When we smell, taste, or otherwise sense something vividly, and the sensation becomes less and less after repeated sensing, that is sensory adaptation. Apparently, whether we like the sensation or not, we still become less sensitive to them. This is bad when they are senses we really like.

The positive side of sensory adapting is when a room, for example, smells like moss, mildew, or molds. At first, it may smell strong enough that I do not like it. If I have to use the room often enough, the smell tends to decrease over time, to the point when I do not mind it anymore.

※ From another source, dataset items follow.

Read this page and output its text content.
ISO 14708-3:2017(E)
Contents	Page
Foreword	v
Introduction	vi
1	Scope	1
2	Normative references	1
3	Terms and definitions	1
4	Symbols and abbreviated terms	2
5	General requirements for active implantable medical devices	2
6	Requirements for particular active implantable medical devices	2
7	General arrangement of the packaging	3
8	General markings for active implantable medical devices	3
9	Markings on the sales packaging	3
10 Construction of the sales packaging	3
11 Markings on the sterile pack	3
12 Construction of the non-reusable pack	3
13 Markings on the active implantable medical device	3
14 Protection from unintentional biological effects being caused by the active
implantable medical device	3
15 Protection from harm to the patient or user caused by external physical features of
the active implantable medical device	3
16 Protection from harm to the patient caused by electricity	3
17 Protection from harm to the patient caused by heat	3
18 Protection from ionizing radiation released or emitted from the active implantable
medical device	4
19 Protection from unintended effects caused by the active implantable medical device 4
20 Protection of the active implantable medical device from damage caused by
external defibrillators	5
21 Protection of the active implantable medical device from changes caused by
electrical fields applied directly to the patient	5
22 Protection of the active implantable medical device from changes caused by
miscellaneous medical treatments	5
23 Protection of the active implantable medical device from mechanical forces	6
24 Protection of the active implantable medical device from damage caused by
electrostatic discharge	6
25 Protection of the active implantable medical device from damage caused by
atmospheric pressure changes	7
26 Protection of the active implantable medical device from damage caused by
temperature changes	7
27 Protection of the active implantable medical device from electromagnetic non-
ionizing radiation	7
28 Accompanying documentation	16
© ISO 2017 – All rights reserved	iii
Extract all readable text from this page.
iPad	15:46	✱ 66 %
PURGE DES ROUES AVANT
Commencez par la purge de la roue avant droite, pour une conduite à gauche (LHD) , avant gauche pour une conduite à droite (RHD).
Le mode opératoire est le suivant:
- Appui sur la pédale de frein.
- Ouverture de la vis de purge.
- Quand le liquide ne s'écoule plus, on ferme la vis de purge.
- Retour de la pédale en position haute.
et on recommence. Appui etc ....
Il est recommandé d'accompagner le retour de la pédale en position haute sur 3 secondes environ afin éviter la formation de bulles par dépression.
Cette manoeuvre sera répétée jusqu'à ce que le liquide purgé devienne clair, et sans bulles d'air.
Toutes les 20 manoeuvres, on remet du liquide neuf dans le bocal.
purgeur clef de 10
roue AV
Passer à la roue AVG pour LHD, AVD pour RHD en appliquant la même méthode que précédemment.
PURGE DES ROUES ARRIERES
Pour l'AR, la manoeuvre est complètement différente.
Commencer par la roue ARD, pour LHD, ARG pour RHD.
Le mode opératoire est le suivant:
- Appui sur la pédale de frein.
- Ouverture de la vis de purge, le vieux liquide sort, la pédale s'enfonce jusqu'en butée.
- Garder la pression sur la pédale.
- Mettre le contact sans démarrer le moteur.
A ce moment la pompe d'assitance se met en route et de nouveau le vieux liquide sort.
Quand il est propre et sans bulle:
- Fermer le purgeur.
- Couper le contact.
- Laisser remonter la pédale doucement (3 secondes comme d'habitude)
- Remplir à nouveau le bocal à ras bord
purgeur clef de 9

This is also true of anything I may eat regularly. If I need to eat an unsatisfactory food often, then my tongue also adapts so it does not taste as bad as it does. This may have been a regular occurrence in cafeteria lunches back in High School or earlier, depending on the quality of food the cooks prepared.
Another adaptation is the regular noise of my computer in my room. When my family first got my computer in 1998, whenever everything else was quiet, the humming sound of the PC would reduce the serenity of a quiet room. However, with constant use, I have gotten accustomed to it. Often, I do not know the sound is even there.
The bad aspect of sensory adaptation is when I sense something I really want to keep sensing, but the sensations keep reducing over time anyway. One example was on the first day of Middle School. Apparently, plenty of girls sprayed themselves with various forms of aphrodisiacs (even the boys, for some reason, had flavorful scents.) I liked it a lot, but started to notice the scents were becoming weaker and weaker. I stopped noticing them entirely by approximately mid-September (of the 1997-1998 school year.)
However, when I go to various teenage hangouts, including "The City" in Salina, I strongly notice those wonderful scents again. I could have sworn they were they same as the scents I noticed in Middle School, but they came from different people in different places. It is a mystery when I notice the same smells that I have sensed before, but in different settings! I could not understand why this is the case, as there is nothing in the textbook that discusses this in particular. Perhaps it is because just as someone gets immune to a certain medicine, I got immune to certain smells in a place I went to regularly. That may be the equivalent of a "reverse placebo" - you get more resistant to it unless you start taking a pill that is a different shape, brand name, and oclor, but with the same ingredients.

Apparently, sensory adaptiations will be a fact of life for years to come, at least until nano-medicines of the future let you choose what you want to smell at will, and how strongly you want to smell your chosen scents. As of now, though, sensory adaptations serve a beneficial and inconvenient purpose, so I will have to live with it for plenty of years to come.